La settimana scorsa, il colosso di Mark Zuckerberg ha introdotto le Facebook Reaction, ovvero le «cinque nuove faccine» che integrano il più noto pulsante «like». Le aspettavamo da mesi: erano infatti già state anticipate a ottobre 2015, con un progetto beta limitato a pochi eletti spagnoli e inglesi. Oggi, le emozioni sono a portata di tutti, dentro e fuori Facebook, ma abbiamo veramente bisogno di far risuonare sopra i tetti del mondo i nostri barbarici grrrr, wow, sigh?
Qualcuno sperava piuttosto nel tasto «dislike», ma Menlo Park giustifica la scelta: a quanto pare alla maggior parte degli utenti il vecchio tasto «like» non bastava e sentiva la necessità di esprimere reazioni diverse soprattutto davanti ai post delle catastrofi naturali, delle ingiustizie, delle avversità.
Anche se rispondono a un’esigenza nuova ed effettivamente sentita, non si può dire che le Facebook Reaction siano una grande novità. La discendenza diretta riporta in vita le cosiddette «emoji» (dall’unione di «immagine» e «moji», «carattere, lettera»), ovvero i pittogrammi nati in Giappone meno di trent’anni fa e, prima ancora, le «emoticon». Queste ultime sarebbero apparse, per la prima volta, addirittura nel magazine Puck del 1881.
Secondo uno studio del Global Language Monitor, nel 2014 la parola dell’anno, quella più amata e usata dal mondo, era proprio un’emoji, ma non un’emoji qualunque, probabilmente l’unica che poteva racchiudere e rappresentare in sé secoli e secoli di evoluzioni letterarie, musicali e artistiche: ♥ (Heavy Black Heart).
«La lingua inglese sta attraversando un periodo di sostanziale trasformazione che non ha eguali nei suoi 1.400 anni di storia» (Paul JJ Payack, presidente di GLM)
L’Oxford University Press e Swiftkey, invece, ritengono che la primissima «parola» dell’anno 2015 sia stata niente di meno che la «Face with Tear of Joy».
Le Facebook Reaction non sono nient’altro che un prodotto linguistico nato come conseguenza di un fenomeno culturale tecnologico. Devono la loro forza all’immediatezza di comprensione, ma possono essere considerate un vero e proprio linguaggio? Gli esperti di linguistica sono abbastanza decisi su questo punto: in base all’utilizzo dei nuovi termini, i dizionari riportano e fanno diventare parte di una lingua eventuali nuovi segni, parole o neologismi nati spontaneamente e altrettanto spontaneamente diffusi in larga scala (vedi «petaloso»).
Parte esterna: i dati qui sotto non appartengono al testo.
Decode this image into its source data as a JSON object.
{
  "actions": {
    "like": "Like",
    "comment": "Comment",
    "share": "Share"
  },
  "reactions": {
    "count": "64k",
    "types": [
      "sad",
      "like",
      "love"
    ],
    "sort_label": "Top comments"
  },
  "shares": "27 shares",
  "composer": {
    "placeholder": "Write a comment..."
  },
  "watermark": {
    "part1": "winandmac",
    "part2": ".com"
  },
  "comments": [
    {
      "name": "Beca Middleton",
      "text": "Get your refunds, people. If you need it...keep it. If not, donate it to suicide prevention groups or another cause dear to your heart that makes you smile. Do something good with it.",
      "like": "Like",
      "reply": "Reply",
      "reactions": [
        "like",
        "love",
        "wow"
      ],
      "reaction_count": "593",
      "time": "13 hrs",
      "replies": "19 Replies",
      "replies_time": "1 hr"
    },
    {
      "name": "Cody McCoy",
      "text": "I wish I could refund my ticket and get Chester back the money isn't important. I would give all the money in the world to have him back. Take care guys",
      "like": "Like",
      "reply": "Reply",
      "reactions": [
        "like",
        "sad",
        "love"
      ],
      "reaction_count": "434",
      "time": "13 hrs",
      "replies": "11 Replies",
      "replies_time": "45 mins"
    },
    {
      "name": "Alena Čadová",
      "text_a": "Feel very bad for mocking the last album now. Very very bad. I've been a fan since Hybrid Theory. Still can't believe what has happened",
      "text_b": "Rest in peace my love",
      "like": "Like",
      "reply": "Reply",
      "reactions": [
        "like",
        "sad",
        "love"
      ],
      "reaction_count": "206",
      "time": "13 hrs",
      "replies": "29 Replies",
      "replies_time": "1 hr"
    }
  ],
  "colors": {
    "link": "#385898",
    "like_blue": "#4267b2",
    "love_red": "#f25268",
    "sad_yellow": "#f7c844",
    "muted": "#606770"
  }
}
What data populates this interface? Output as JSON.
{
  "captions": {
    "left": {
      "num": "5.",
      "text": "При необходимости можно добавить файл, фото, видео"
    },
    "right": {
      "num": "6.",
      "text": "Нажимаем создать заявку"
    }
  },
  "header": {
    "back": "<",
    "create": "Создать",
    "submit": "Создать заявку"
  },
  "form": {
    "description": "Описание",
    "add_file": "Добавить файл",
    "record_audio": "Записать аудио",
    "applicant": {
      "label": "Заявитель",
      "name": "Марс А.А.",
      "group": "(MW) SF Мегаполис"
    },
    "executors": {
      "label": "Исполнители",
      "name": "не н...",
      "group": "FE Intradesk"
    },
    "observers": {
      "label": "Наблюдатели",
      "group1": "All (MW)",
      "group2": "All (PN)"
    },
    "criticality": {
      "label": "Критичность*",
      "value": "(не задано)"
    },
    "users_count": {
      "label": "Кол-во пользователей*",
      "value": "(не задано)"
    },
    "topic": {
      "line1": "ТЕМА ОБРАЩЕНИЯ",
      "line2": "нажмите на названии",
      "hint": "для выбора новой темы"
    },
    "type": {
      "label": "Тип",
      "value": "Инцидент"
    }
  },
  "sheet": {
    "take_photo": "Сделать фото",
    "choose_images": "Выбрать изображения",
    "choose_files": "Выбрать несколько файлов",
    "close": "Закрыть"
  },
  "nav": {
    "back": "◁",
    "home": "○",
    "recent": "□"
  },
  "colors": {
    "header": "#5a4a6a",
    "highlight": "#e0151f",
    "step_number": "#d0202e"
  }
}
Dunque anche le emoji possono diventare delle vere e proprie parole. D’altra parte, l’Oxford Dictionary le considera già tali.
Finora, i classici «like» e «share» sono stati, per Facebook, un metro di misurazione economica sull’utilità e sulla notorietà dei contenuti pubblicati dalle fanpage e dagli utenti. Oggi, l’introduzione delle Facebook Reaction porta inevitabilmente a un ulteriore cambiamento negli automatismi degli utenti, nelle loro capacità di esprimere concetti e ragionamenti complessi, dando allo stesso tempo un indubbio vantaggio alla sempre più precisa profilazione degli account.
«Uno dei grandi trend su FB, e più in generale nel web, è che man man che il tempo passa, le persone hanno un medium sempre più ricco per condividere quello che è importante per loro. Se andiamo indietro di 10-15 anni, la maggior parte dei contenuti che condividevamo nella rete era testo. Negli ultimi 5-10 anni sono invece foto, visual, graphical content. Nei prossimi anni entreremo in quella che sarà la “golden age of internet video”. Il principale modo di condividere […] e consumare le esperienze degli utenti, e altre idee online, sarà attraverso i video. […] Ma non penso che i video saranno “the end of the line”» (Mark Zuckerberg)
Con i primi social button, Facebook era già riuscito a conquistare l’intero web. Ora, incrementando il loro potenziale e prospettando anche un motore di ricerca interno con addirittura più dati di quelli che già fornisce Google, rincorre letteralmente l’idea di centralizzare la rete all’interno della piattaforma, proponendo una nuova concezione di web: il social web.